La deuxième raison, imputable aussi à la droite, est le fait qu’elle a ressassé pendant des années les thèmes favoris du RN, exagérant notamment les enjeux sur les questions de sécurité et de cohésion sociale, culturelle et urbaine, montant les Seynois les uns contre les autres.
La troisième, toujours du fait de la droite, est sa division, avec le point d'orgue du second tour de l'élection. Alors que le premier tour a placé la liste de Jo Minniti en première ligne face à Dorian Muñoz, Cheikh Mansour est gravement coupable d’avoir jugé malin de se maintenir plutôt que faire bloc contre le RN.

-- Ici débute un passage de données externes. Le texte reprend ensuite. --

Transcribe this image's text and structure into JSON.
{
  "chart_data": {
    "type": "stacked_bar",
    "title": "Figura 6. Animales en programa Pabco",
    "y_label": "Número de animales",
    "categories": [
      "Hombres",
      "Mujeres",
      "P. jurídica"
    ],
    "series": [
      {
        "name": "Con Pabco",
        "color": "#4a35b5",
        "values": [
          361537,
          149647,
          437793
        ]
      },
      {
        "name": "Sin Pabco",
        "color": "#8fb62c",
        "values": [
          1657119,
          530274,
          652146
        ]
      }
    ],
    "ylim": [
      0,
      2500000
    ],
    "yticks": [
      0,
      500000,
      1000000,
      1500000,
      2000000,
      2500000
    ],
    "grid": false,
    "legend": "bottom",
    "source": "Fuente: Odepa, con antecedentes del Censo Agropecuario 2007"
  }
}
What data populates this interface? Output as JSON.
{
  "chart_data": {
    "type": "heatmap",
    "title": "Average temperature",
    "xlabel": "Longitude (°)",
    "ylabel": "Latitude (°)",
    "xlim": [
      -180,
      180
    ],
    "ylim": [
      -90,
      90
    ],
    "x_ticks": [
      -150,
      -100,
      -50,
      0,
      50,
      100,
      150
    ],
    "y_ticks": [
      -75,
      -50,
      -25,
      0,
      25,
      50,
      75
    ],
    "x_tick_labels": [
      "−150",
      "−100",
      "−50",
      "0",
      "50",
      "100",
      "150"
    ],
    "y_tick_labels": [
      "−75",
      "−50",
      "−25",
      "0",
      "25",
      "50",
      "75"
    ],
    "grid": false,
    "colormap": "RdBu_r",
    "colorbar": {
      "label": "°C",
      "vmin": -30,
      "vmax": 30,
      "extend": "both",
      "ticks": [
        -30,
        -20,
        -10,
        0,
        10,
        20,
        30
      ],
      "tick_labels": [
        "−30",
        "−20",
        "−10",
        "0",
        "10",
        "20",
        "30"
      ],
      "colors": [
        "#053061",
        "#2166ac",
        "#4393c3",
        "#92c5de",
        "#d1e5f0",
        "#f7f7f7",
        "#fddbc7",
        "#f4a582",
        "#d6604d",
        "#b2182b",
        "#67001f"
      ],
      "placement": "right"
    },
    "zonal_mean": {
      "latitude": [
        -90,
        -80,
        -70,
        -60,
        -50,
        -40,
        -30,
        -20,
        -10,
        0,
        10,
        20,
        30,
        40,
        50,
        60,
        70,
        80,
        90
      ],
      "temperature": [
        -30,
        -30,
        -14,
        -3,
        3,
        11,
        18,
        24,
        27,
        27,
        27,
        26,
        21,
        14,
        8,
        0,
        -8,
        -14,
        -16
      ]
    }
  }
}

La division de la gauche n’a pas arrangé les choses. Si Stéphane Sacco avait accepté la primaire proposée il y a plusieurs mois, il l’aurait remportée puisque sa liste dissidente a devancé au premier tour la liste d’union des gauches, écologistes et régionalistes d’Olivier Andrau. Alors toutes les sensibilités se seraient rangées derrière lui. Et l'unité aurait été d’autant plus large si les citoyens assemblés autour de Zohra Sidi Dris n’avaient pas répondu aux demandes de LFI de faire liste à part. Une liste unique de gauche aurait à coup sûr été deuxième à l’issue du premier tour et aurait pu porter l’espoir d’une victoire, à condition bien sûr que la droite ait joué le jeu du retrait républicain.
Il faut saluer les écologistes, les socialistes, les socio-démocrates, les régionalistes, mais aussi celles et ceux de GRS, du PCF et de la liste des citoyens soutenue par LFI, les syndicalistes, les acteurs associatifs et économiques, qui ont appelé, officiellement ou non, parfois à contre-courant de leurs partis, à l'unité avant l'élection, puis au retrait des listes de droite et de gauche arrivées troisième et quatrième pour que seule la mieux placée au premier tour affronte l’extrême-droite, et enfin, à défaut de retrait, à voter pour cette liste. Ça a été responsable.
Ce sont tous ceux-là qui doivent, sous des formes à construire, protéger le peuple de La Seyne des impacts inquiétants de son propre choix pour le parti fondé par des anciens des Waffen-SS et de l’OAS inspirés par le néofascisme. Ils devront constituer l’épine dorsale de l’alternative républicaine qui sera très vite nécessaire, en étant rassembleurs de ceux qui se sont égarés, pour sauvegarder la cohésion fraternelle de notre population.